Blanche d'Antigny, rôle de Frédégonde.
Hervé rôle de Chilpéric,
aux Folies Dramatiques
par André Gill.











Zélia







Vigneau

Julia

































































































Émile Duhem























































Thérésa, dans la Chatte Blanche,
par André Gill.

Paulus


Notes

Voir à Sommaire et notes pour les remerciements et autres renseignements.

Les notes sont en couleur entre crochets ( [...] ).

Les noms en gras et en couleur renvoient vers une page plus complète.


CHAPITRE VIII

Au Casino de Lyon - Plessis - Simon Max - Nicol - Les fumisteries de Plessis - Blanche d'Antigny - Le truc des renouvellements - Mlle Vigneau - Julia - Zélia - Duhem - "Le Bouton de Billou" - Thérésa dans la Chatte Blanche.


J'étais engagé au Casino de Lyon pour la saison d'hiver 1869-70.

Le directeur Claude Guillet m'avait consenti un traité à raison de six cents francs par mois, appointements très beaux à cette époque, où l'on n'étouffait pas encore les étoiles sous des monceaux d'or.

Une dernière poignée de main aux camarades et je prenais le train pour les rives fleuries qu'arrosent le Rhône et la Saône.

Le papa Guillet ne visait qu'une chose : couler l'Eldorado de Lyon, son concurrent. Il avait engagé une série d'artistes de valeur : Plessis [Henri], Simon Max, Nicol, Buislay, et... Paulus. J'allais encore trouver des rivaux redoutables : et tous étaient réputés, affirmés, applaudis.

Le nom de Plessis mérite qu'on s'y arrête.

Déjà, partout où il avait passé, il avait réussi. Maillard, du Figaro, l'appelait le Thérésa masculin.

Je l'avais vu, entendu, à l'Alcazar d'Hiver. Quel tempérament ! Quelle variété de répertoire ! 

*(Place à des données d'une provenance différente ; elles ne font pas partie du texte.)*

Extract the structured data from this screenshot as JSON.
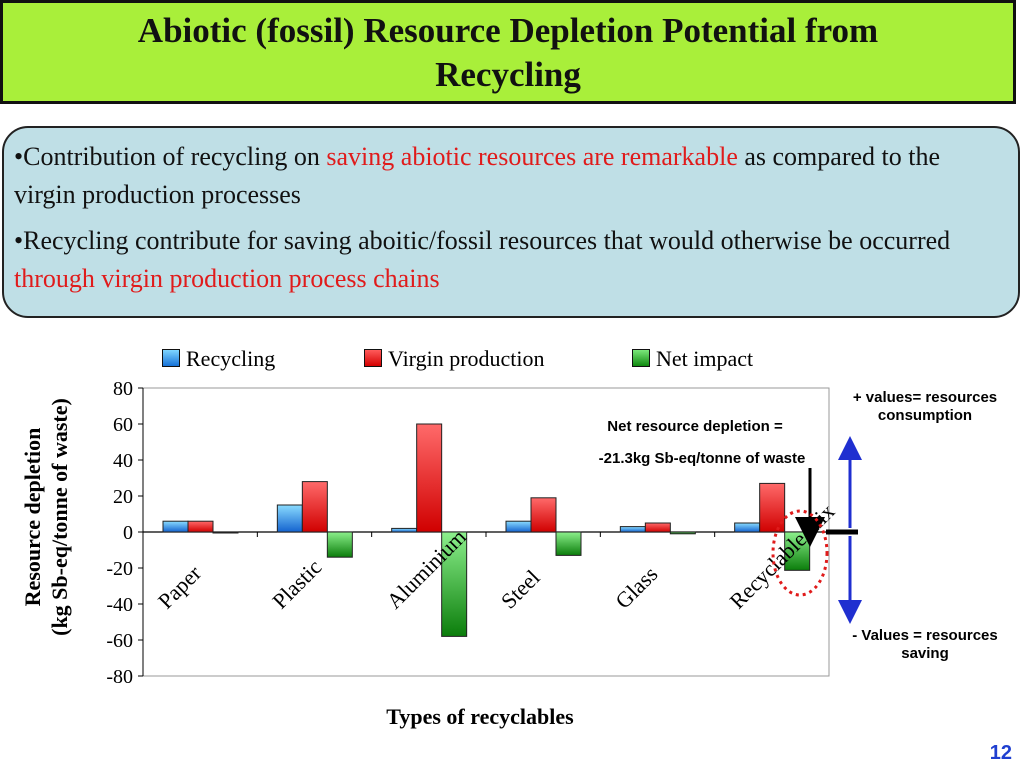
{
  "slide": {
    "title_line1": "Abiotic (fossil)  Resource Depletion Potential from",
    "title_line2": "Recycling",
    "page_number": "12"
  },
  "bullets": [
    {
      "prefix": "•Contribution of recycling on ",
      "highlight": "saving  abiotic resources are remarkable",
      "suffix": " as compared to the virgin production processes"
    },
    {
      "prefix": "•Recycling contribute for saving aboitic/fossil resources that would otherwise be occurred  ",
      "highlight": "through virgin production process chains",
      "suffix": ""
    }
  ],
  "annotations": {
    "net_depletion_line1": "Net resource depletion =",
    "net_depletion_line2": "-21.3kg Sb-eq/tonne of waste",
    "positive_line1": "+ values= resources",
    "positive_line2": "consumption",
    "negative_line1": "- Values = resources",
    "negative_line2": "saving"
  },
  "colors": {
    "title_bg": "#a9ef3a",
    "bullet_box_bg": "#bfdfe6",
    "highlight_text": "#e01b1b",
    "recycling": "#1f7fe0",
    "virgin_production": "#e81010",
    "net_impact": "#22aa22",
    "arrow_blue": "#1f2fd0",
    "dotted_circle": "#e01b1b",
    "page_number": "#1f3fd0"
  },
  "chart_data": {
    "type": "bar",
    "title": "",
    "xlabel": "Types of recyclables",
    "ylabel_line1": "Resource depletion",
    "ylabel_line2": "(kg Sb-eq/tonne of waste)",
    "ylim": [
      -80,
      80
    ],
    "yticks": [
      80,
      60,
      40,
      20,
      0,
      -20,
      -40,
      -60,
      -80
    ],
    "grid": false,
    "legend_position": "top",
    "categories": [
      "Paper",
      "Plastic",
      "Aluminium",
      "Steel",
      "Glass",
      "Recyclable mix"
    ],
    "series": [
      {
        "name": "Recycling",
        "values": [
          6,
          15,
          2,
          6,
          3,
          5
        ]
      },
      {
        "name": "Virgin production",
        "values": [
          6,
          28,
          60,
          19,
          5,
          27
        ]
      },
      {
        "name": "Net impact",
        "values": [
          0,
          -14,
          -58,
          -13,
          -1,
          -21.3
        ]
      }
    ]
  }
}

Après une cascade il entamait un morceau dramatique. Dans le Fou il était pathétique, et comédien consommé dans "Connais pas !" Son triomphe, alors, était le Roi des saltimbanques

Plessis nous dominait, incontestablement. Il jouait avec le public, l'interpellait, lui faisant tout accepter. Ce qu'il osait, en scène, est inimaginable ! Et il l'ose encore aujourd'hui, car son organisme de fer a résisté victorieusement à ce labeur énorme, fait d'audace et de fantaisie quotidiennes.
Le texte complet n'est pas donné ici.